While festival delegate general Thierry Fremaux and his selection committee still have many titles to screen and many decisions to make before nailing down their lineup in mid April, the film slate is starting to come into focus with a marked emphasis on starry English-language fare, as already signaled by the announcement earlier this week that Jodie Foster’s “Money Monster,” with George Clooney and Julia Roberts, is Cannes-bound.

A slot in official selection likely awaits “Loving,” Nichols’ civil rights drama starring Joel Edgerton and Ruth Negga as an interracial couple in 1958 Virginia. Set to open theatrically Nov. 4 through Focus Features, the film would mark a return to Cannes for Nichols after “Take Shelter” (2011, Critics’ Week) and “Mud” (2012, competition). It would also put him in the rare company of directors who have had different films play Berlin and Cannes in the same year, having recently competed for the Golden Bear with the just-released “Midnight Special.”

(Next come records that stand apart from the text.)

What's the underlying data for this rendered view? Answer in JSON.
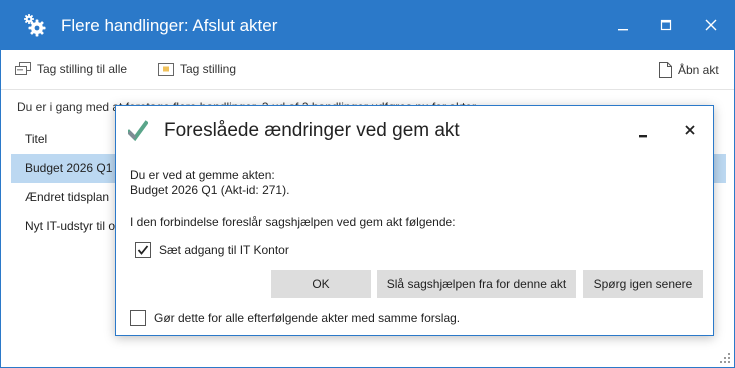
{
  "window": {
    "title": "Flere handlinger: Afslut akter"
  },
  "toolbar": {
    "set_all_label": "Tag stilling til alle",
    "set_label": "Tag stilling",
    "open_label": "Åbn akt"
  },
  "info_line": "Du er i gang med at foretage flere handlinger. 3 ud af 3 handlinger udføres nu for akter",
  "list": {
    "header": "Titel",
    "items": [
      "Budget 2026 Q1",
      "Ændret tidsplan",
      "Nyt IT-udstyr til on"
    ]
  },
  "dialog": {
    "title": "Foreslåede ændringer ved gem akt",
    "line1": "Du er ved at gemme akten:",
    "line2": "Budget 2026 Q1 (Akt-id: 271).",
    "line3": "I den forbindelse foreslår sagshjælpen ved gem akt følgende:",
    "suggestion_label": "Sæt adgang til IT Kontor",
    "suggestion_checked": true,
    "buttons": {
      "ok": "OK",
      "disable": "Slå sagshjælpen fra for denne akt",
      "ask_later": "Spørg igen senere"
    },
    "apply_all_label": "Gør dette for alle efterfølgende akter med samme forslag.",
    "apply_all_checked": false
  },
  "colors": {
    "accent": "#2b79c9",
    "selection": "#bcd8f1",
    "button": "#dddddd"
  }
}
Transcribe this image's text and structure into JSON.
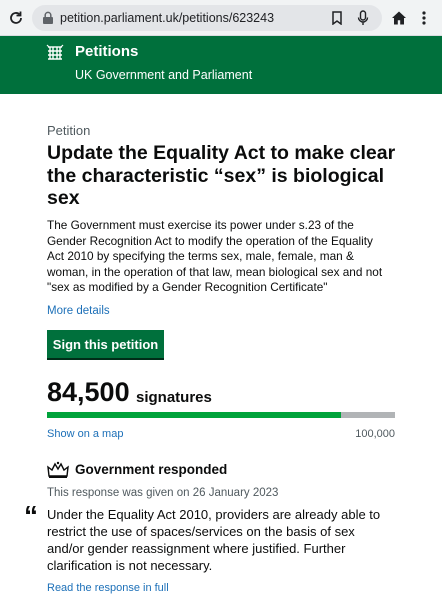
{
  "browser": {
    "url": "petition.parliament.uk/petitions/623243"
  },
  "header": {
    "title": "Petitions",
    "subtitle": "UK Government and Parliament"
  },
  "petition": {
    "caption": "Petition",
    "title": "Update the Equality Act to make clear the characteristic “sex” is biological sex",
    "summary": "The Government must exercise its power under s.23 of the Gender Recognition Act to modify the operation of the Equality Act 2010 by specifying the terms sex, male, female, man & woman, in the operation of that law, mean biological sex and not \"sex as modified by a Gender Recognition Certificate\"",
    "more_details": "More details",
    "sign_label": "Sign this petition"
  },
  "signatures": {
    "count": "84,500",
    "label": "signatures",
    "progress_fraction": 0.845,
    "target": "100,000",
    "show_map": "Show on a map"
  },
  "response": {
    "heading": "Government responded",
    "date_text": "This response was given on 26 January 2023",
    "quote": "Under the Equality Act 2010, providers are already able to restrict the use of spaces/services on the basis of sex and/or gender reassignment where justified. Further clarification is not necessary.",
    "read_full": "Read the response in full"
  },
  "colors": {
    "header_green": "#00703c",
    "progress_green": "#00a33b",
    "link_blue": "#1d70b8"
  }
}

Meanwhile, a competition slot has just been locked for “The Last Face,” Penn’s drama starring Charlize Theron and Javier Bardem as aid workers who fall in love against the backdrop of war-torn Liberia. Already stirring gossip as it will put Penn and Theron on the red carpet after they broke off their engagement last year, the film marks a return to Cannes for the actor-turned-director after his helming debut, “The Indian Runner” (1991, Directors’ Fortnight) and “The Pledge” (2001, competition). Penn served as president of the official Cannes jury in 2008.

Also set to bow in Cannes is Woody Allen’s until-recently-untitled 1930s romance “Cafe Society,” starring Kristen Stewart and Jesse Eisenberg. Set to be released by Amazon Studios (rather than the director’s usual distributor, Sony Pictures Classics), Allen’s film will screen, per his usual preference, in an out-of-competition slot. The director was at Cannes just last year with “Irrational Man.”

While an opening-night film has yet to be decided, “Cafe Society” is said to be one of a few films in the running. Allen previously opened the festival in 2011 with “Midnight in Paris.”

The 69th Cannes Film Festival runs May 11-22.